Thursday, July 21, 2005

Blog on Blogging

It's said that people blog on blogging when they can't think of anything else to blog about. This is not one of those, because I have a million things I want to post. This is the inverse problem: I'm blogging about blogging because blogging in truth would kill what few readers I've garnered.

This blog is about Pattern Management: Pattern Adaptation Control. Perhaps you remember my long-ago posts on the subject. I will now apply them to reality.

Pattern adaptation is part of every presentation. An audience watches the show because they want to understand, to assemble, to see how things work and interact. You can call it "learning", if you want. I'll call it pattern adaptation, because "learning" would theoretically include things like memorizing acronyms and other stuff very few people actually enjoy.

This is true whether the audience is playing a game, watching a movie, reading a blog, or listening to a presentation.

Including, for example, this blog.

A lot of blogs are really boring. Just painfully dull. Why is this?

Some could say it's because of the subjects they cover. But I've seen interesting blogs on blue-collar jobs and boring blogs on space and technology. And, of course, visa-versa. It's obviously not the subject, although I'm sure subject has an effect.

Is it the writing style? It's true there is a minimum level of coherence you need to stick to. if u rite lik this, im not gonna read u. Ever.

But it's not really the level of the writing. I've seen well-written blogs which are boring, and moderately written blogs which were tremendously interesting. Again, quality of writing is a factor, but not the primary one.

No, the biggest factor is the PATTERN you're revealing. It's a delicate balance, but the blogs which I find most interesting keep a clear focus: every post expands a pattern, whether by building up their own or by interacting with other patterns.

Example: Game Girl Advance (whose name is wholly misleading, given I've only seen one post out of twenty that's posted by a girl) is a very good blog. Every post is commentary about some outside subject. Your familiarity with GGA's pattern resolves the external pattern into something resembling clarity.

Example: Bad Astronomy Blog is another excellent blog. Like GGA, each post relates to some external subject. His very clear position and sharp focus on astonomy makes the resolution that much cleaner: the patterns he discusses are set into sharp contrast at high grain.

Bad Examples: Adblog, Newsblog, and Personal blog. Each of these is bad for the same reason, although expressed in different ways.

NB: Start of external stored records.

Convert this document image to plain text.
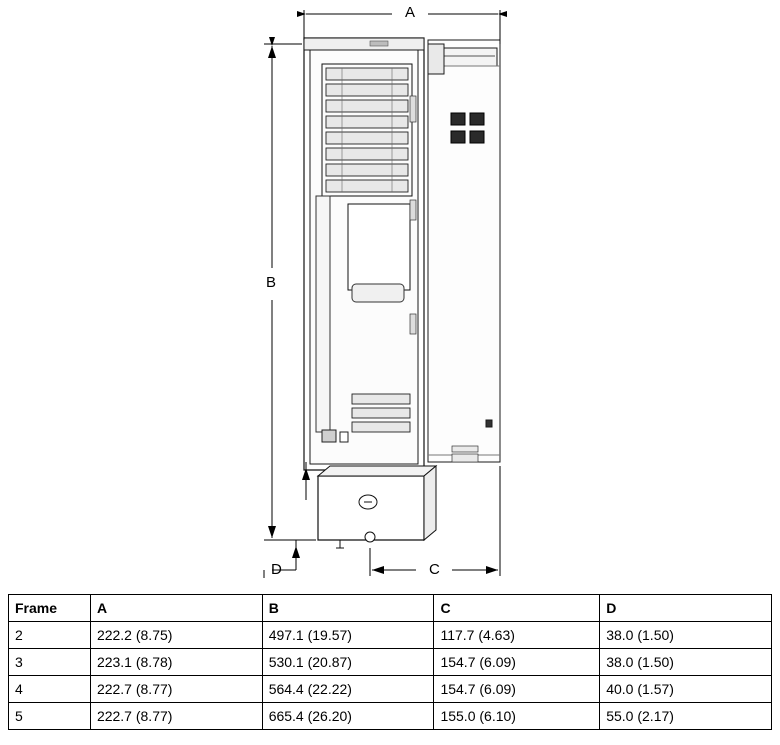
A
B
C
D
Frame	A	B	C	D
2	222.2 (8.75)	497.1 (19.57)	117.7 (4.63)	38.0 (1.50)
3	223.1 (8.78)	530.1 (20.87)	154.7 (6.09)	38.0 (1.50)
4	222.7 (8.77)	564.4 (22.22)	154.7 (6.09)	40.0 (1.57)
5	222.7 (8.77)	665.4 (26.20)	155.0 (6.10)	55.0 (2.17)
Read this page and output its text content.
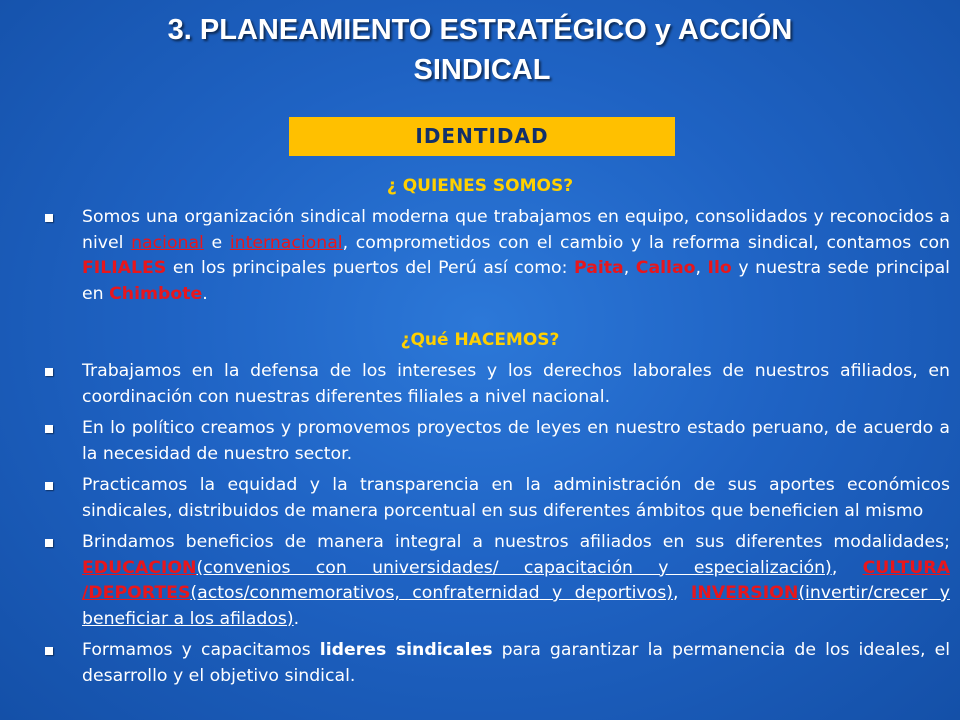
3. PLANEAMIENTO ESTRATÉGICO y ACCIÓN
SINDICAL
IDENTIDAD
¿ QUIENES SOMOS?
Somos una organización sindical moderna que trabajamos en equipo, consolidados y reconocidos a nivel nacional e internacional, comprometidos con el cambio y la reforma sindical, contamos con FILIALES en los principales puertos del Perú así como: Paita, Callao, Ilo y nuestra sede principal en Chimbote.
¿Qué HACEMOS?
Trabajamos en la defensa de los intereses y los derechos laborales de nuestros afiliados, en coordinación con nuestras diferentes filiales a nivel nacional.
En lo político creamos y promovemos proyectos de leyes en nuestro estado peruano, de acuerdo a la necesidad de nuestro sector.
Practicamos la equidad y la transparencia en la administración de sus aportes económicos sindicales, distribuidos de manera porcentual en sus diferentes ámbitos que beneficien al mismo
Brindamos beneficios de manera integral a nuestros afiliados en sus diferentes modalidades; EDUCACION(convenios con universidades/ capacitación y especialización), CULTURA /DEPORTES(actos/conmemorativos, confraternidad y deportivos), INVERSION(invertir/crecer y beneficiar a los afilados).
Formamos y capacitamos lideres sindicales para garantizar la permanencia de los ideales, el desarrollo y el objetivo sindical.
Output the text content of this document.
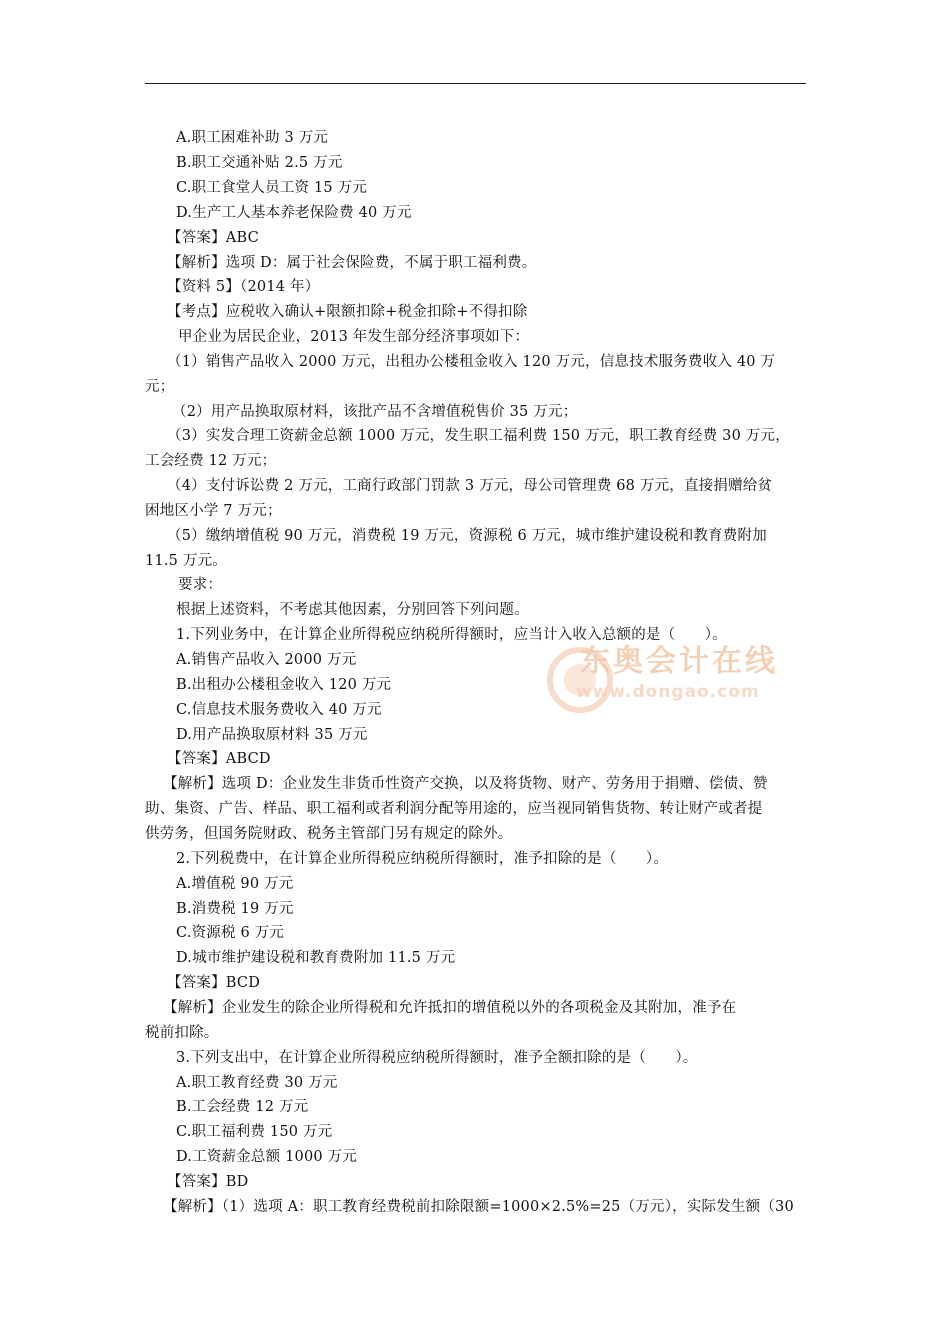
东奥会计在线
www.dongao.com
A.职工困难补助 3 万元
B.职工交通补贴 2.5 万元
C.职工食堂人员工资 15 万元
D.生产工人基本养老保险费 40 万元
【答案】ABC
【解析】选项 D：属于社会保险费，不属于职工福利费。
【资料 5】（2014 年）
【考点】应税收入确认+限额扣除+税金扣除+不得扣除
甲企业为居民企业，2013 年发生部分经济事项如下：
（1）销售产品收入 2000 万元，出租办公楼租金收入 120 万元，信息技术服务费收入 40 万
元；
（2）用产品换取原材料，该批产品不含增值税售价 35 万元；
（3）实发合理工资薪金总额 1000 万元，发生职工福利费 150 万元，职工教育经费 30 万元，
工会经费 12 万元；
（4）支付诉讼费 2 万元，工商行政部门罚款 3 万元，母公司管理费 68 万元，直接捐赠给贫
困地区小学 7 万元；
（5）缴纳增值税 90 万元，消费税 19 万元，资源税 6 万元，城市维护建设税和教育费附加
11.5 万元。
要求：
根据上述资料，不考虑其他因素，分别回答下列问题。
1.下列业务中，在计算企业所得税应纳税所得额时，应当计入收入总额的是（　　）。
A.销售产品收入 2000 万元
B.出租办公楼租金收入 120 万元
C.信息技术服务费收入 40 万元
D.用产品换取原材料 35 万元
【答案】ABCD
【解析】选项 D：企业发生非货币性资产交换，以及将货物、财产、劳务用于捐赠、偿债、赞
助、集资、广告、样品、职工福利或者利润分配等用途的，应当视同销售货物、转让财产或者提
供劳务，但国务院财政、税务主管部门另有规定的除外。
2.下列税费中，在计算企业所得税应纳税所得额时，准予扣除的是（　　）。
A.增值税 90 万元
B.消费税 19 万元
C.资源税 6 万元
D.城市维护建设税和教育费附加 11.5 万元
【答案】BCD
【解析】企业发生的除企业所得税和允许抵扣的增值税以外的各项税金及其附加，准予在
税前扣除。
3.下列支出中，在计算企业所得税应纳税所得额时，准予全额扣除的是（　　）。
A.职工教育经费 30 万元
B.工会经费 12 万元
C.职工福利费 150 万元
D.工资薪金总额 1000 万元
【答案】BD
【解析】（1）选项 A：职工教育经费税前扣除限额=1000×2.5%=25（万元），实际发生额（30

All three of them do not clarify patterns with every post. They do no pattern management. There is no way that the audience can adapt, because there is no adapting to be done. In the adblog, it's just meaningless chatter. In the newsblog, useful information is provided, but there's no resolution. No interaction. It's just news.

The personal blog is similar. Some personal blogs are interesting - like the Accordian Guy. But not the one listed above. Why? What's the difference?

One is focused inward, one is focused outward. The self-centered blog can only enhance one pattern: the writer. I don't care how incredibly interesting you think you are, you're limited. Once you've explained your pattern, there's nothing left. Continued reading would be worthless. Worse, I probably already know your pattern, so two paragraphs in, I'll have already dismissed you.

The exocentric blog focuses on events and situations outside of yourself. They may be events you were involved in, but your focus is on exploring the patterns inherent in those events, not your own pattern. There is no limit to this: the world is a big place with infinite recombinations. Even after we get a clear impression about who you are, you're still helping us explore other patterns. You keep our interest.

That means I shouldn't explain to you that I slammed a handcart into the back of my left foot, and now have a bruise the size of an egg crammed into my shoe. Because all that does is highlight my whiny-bitch personality, and the patterns involved are so boring and mundane that no audience will remain interested.

I could use the bruise as a springboard into something else, I suppose, but I would think people might still think it was a low-class feint. It's probably not a very good idea to start off with something boring: you should start with something interesting.

Now, I'm not saying I'll never discuss myself... but in every post from here out, I will always try to highlight something which is not me. To interact with another pattern. In this way, even once the depths of my stunningly complex and devilishly intriguing personality have been explored, I might have a chance of retaining people's interest.

That's the key: keep the learning going. Keep highlighting new patterns. And keep it up at a decent but not overwhelming clip.